"I have come, you see, father."
"I hardly thought you'd get here so soon after your party-going last night," said her father. "You look pretty tired too. Well, my girl, I told you I'd been staying down at Beechfield."
"Yes; and I was terribly anxious about you all the time, father. It was such a daring thing to do! Suppose any one had suspected you?"
"Not much fear o' that!" said Westwood, a little scornfully. "Why, look at me! Am I like the man I was at Beechfield ten years ago? I was a sort of outcast then, having sunk from bad to worse through my despair when I lost your mother, Cynthia; but, now that I have a new coat on my back and money in my pocket, all through my luck in the States, not to speak of this white hair, which I shall keep to until I'm back in the West again, I'm a different man, and nobody ever thinks of suspecting me."
He was different, Cynthia noticed, in more than one respect—he was far less silent and morose than he used to be. Life in the West had brought out some unexpected reserves of decision and readiness of speech, and his success—his luck, as he sometimes called it—had cheered his spirits. He was defiant and he was often bitter still; but he was no longer downcast.
"They'd not have much chance if they did suspect me," he said, after a little pause; "if they thought that they'd got me again, they'd find their mistake. I'd put a bullet through my head afore ever I went back to Portland!"
"Oh, father, don't speak so!"
"Come, Cynthy, don't you pretend! You're a brave girl and a spirited one. Now wouldn't you yourself sooner die than be cooped up in a gaol, or set to work in a quarry with an armed warder watching you all day long—wouldn't you put an end to it, I ask you—being a brave girl and not a namby-pamby creature as hasn't got a will of her own, and don't know better than to stay where she's put—eh, Cynthia?"
"Don't speak quite so loud, father dear," said Cynthia—"there are people turning round to look at us. I don't know what I should do in those circumstances; perhaps, as you say, I should think it better to end it all." She looked aside as she spoke, for her dark eyes had filled with heavy tears. How she wished at that moment that she could "end it all" as easily as she said the words! "Sit down for a little time, will you, father?" she asked. "It is a warm morning, and I am rather tired."

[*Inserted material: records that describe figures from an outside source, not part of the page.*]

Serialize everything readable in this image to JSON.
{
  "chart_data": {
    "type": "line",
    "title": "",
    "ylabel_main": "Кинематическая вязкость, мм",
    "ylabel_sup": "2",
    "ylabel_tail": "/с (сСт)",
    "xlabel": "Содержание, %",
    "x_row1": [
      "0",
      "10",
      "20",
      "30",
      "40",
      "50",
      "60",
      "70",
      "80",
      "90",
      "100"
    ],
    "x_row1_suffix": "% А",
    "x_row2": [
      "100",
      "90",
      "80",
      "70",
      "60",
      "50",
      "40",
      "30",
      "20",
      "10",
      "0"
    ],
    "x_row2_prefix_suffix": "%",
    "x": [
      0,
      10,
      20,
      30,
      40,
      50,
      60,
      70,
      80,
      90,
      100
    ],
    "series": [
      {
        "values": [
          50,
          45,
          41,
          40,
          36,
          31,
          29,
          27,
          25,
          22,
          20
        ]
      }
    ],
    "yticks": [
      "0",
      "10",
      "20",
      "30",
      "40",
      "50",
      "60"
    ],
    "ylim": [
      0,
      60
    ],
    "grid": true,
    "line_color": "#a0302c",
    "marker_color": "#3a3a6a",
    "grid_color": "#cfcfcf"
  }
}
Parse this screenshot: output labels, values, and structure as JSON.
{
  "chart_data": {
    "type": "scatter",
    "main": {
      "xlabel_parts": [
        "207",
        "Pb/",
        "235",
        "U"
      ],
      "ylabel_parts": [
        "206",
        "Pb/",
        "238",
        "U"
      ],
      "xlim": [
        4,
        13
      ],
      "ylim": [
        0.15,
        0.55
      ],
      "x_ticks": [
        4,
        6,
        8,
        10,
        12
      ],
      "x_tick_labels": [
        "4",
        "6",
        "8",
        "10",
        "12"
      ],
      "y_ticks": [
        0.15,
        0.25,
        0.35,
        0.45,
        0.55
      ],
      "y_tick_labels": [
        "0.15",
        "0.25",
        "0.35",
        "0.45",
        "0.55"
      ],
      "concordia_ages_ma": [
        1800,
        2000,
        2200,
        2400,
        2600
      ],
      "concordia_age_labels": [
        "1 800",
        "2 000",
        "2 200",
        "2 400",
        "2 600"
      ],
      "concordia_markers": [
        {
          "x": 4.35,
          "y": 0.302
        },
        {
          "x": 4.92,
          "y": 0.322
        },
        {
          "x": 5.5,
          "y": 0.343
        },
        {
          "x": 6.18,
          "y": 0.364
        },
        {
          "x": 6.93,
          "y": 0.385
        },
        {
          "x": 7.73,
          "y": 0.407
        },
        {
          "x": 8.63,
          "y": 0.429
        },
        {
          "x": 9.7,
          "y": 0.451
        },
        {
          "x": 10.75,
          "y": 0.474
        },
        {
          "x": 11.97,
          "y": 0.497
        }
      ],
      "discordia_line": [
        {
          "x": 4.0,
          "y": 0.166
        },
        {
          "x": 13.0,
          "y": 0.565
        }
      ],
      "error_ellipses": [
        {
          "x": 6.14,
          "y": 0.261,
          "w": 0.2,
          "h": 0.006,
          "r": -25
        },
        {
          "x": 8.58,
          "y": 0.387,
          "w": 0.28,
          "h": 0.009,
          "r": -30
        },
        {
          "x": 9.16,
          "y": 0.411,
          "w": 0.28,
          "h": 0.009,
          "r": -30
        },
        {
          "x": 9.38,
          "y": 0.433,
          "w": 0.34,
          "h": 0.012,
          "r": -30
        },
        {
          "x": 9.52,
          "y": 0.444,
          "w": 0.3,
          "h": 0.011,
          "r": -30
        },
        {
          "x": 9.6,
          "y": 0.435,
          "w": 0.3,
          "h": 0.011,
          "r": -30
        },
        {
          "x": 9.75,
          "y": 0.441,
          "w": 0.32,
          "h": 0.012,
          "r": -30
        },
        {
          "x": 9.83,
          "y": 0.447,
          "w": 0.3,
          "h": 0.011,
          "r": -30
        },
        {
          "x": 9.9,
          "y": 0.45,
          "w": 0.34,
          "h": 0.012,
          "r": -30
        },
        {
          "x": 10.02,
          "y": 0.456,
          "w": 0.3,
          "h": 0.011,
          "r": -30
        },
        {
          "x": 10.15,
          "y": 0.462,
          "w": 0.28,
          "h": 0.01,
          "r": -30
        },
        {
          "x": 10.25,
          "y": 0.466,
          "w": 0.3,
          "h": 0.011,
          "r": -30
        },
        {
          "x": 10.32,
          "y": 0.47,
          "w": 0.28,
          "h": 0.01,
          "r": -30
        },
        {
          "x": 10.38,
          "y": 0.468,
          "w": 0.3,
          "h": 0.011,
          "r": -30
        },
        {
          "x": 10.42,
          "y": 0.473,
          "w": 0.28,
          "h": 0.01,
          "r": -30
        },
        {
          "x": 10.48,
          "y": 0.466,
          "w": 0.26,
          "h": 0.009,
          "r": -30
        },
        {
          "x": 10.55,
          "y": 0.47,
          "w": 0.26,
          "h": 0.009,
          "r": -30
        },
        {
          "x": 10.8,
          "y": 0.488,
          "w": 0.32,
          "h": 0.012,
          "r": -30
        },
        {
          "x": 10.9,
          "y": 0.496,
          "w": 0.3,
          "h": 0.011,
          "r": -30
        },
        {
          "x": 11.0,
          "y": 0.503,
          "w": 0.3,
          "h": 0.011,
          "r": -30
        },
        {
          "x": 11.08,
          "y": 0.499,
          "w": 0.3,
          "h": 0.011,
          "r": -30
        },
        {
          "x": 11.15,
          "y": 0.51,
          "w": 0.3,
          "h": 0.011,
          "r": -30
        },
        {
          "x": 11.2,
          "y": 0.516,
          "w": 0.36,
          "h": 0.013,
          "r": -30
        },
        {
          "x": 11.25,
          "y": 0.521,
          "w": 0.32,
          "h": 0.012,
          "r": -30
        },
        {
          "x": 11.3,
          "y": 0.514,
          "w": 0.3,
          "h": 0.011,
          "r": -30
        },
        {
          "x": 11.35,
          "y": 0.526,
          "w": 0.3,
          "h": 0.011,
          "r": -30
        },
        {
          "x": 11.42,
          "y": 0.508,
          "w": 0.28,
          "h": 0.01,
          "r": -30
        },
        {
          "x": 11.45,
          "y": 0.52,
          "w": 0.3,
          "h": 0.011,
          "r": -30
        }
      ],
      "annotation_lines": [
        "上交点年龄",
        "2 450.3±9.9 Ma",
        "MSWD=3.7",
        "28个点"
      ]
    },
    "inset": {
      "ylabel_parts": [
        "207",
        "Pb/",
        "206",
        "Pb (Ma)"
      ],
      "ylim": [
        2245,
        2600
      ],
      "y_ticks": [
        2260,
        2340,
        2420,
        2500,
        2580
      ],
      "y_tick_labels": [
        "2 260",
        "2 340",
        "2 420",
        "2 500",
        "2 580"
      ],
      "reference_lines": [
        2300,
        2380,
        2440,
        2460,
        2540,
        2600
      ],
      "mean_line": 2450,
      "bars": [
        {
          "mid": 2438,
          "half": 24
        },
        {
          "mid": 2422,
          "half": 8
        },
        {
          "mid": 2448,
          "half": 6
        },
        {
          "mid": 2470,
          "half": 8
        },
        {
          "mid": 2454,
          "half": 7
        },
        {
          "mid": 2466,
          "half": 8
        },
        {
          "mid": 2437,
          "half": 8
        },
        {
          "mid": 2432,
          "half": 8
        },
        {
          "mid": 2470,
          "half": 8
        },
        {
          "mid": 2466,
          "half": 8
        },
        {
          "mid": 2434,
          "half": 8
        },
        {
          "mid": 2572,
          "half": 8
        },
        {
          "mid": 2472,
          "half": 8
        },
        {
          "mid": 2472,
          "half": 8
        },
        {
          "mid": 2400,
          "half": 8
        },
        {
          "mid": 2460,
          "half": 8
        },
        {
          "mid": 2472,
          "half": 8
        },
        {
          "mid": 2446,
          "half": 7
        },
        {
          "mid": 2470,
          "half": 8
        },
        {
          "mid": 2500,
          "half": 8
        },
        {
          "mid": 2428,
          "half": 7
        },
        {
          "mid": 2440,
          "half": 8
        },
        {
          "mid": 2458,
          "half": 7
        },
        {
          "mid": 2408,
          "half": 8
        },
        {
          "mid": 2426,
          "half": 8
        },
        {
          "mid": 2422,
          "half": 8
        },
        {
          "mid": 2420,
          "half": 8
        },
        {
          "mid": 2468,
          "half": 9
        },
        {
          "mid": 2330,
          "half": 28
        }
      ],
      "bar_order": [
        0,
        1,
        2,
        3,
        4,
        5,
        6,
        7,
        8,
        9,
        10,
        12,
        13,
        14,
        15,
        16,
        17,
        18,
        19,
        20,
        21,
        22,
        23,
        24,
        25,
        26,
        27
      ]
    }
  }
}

She had another reason for wishing to sit down. She had observed that for some time a tall woman in black had been apparently regarding them with interest, following them at a little distance, slackening and quickening her pace in accordance with their own. The stranger was thickly veiled; and, when she saw that Cynthia and her father were walking towards a vacant seat, she turned in the same direction. There was nothing to prevent her from sitting down on the same bench, and either putting a stop to all private conversation or listening to what they had to say; but Cynthia was equal to the emergency. She turned her head and gave the woman a long look, half of inquiry, half of disdain, which seemed to overawe the intruder, who stood by the bench for a moment rather uncertainly. Then Cynthia touched her father's arm.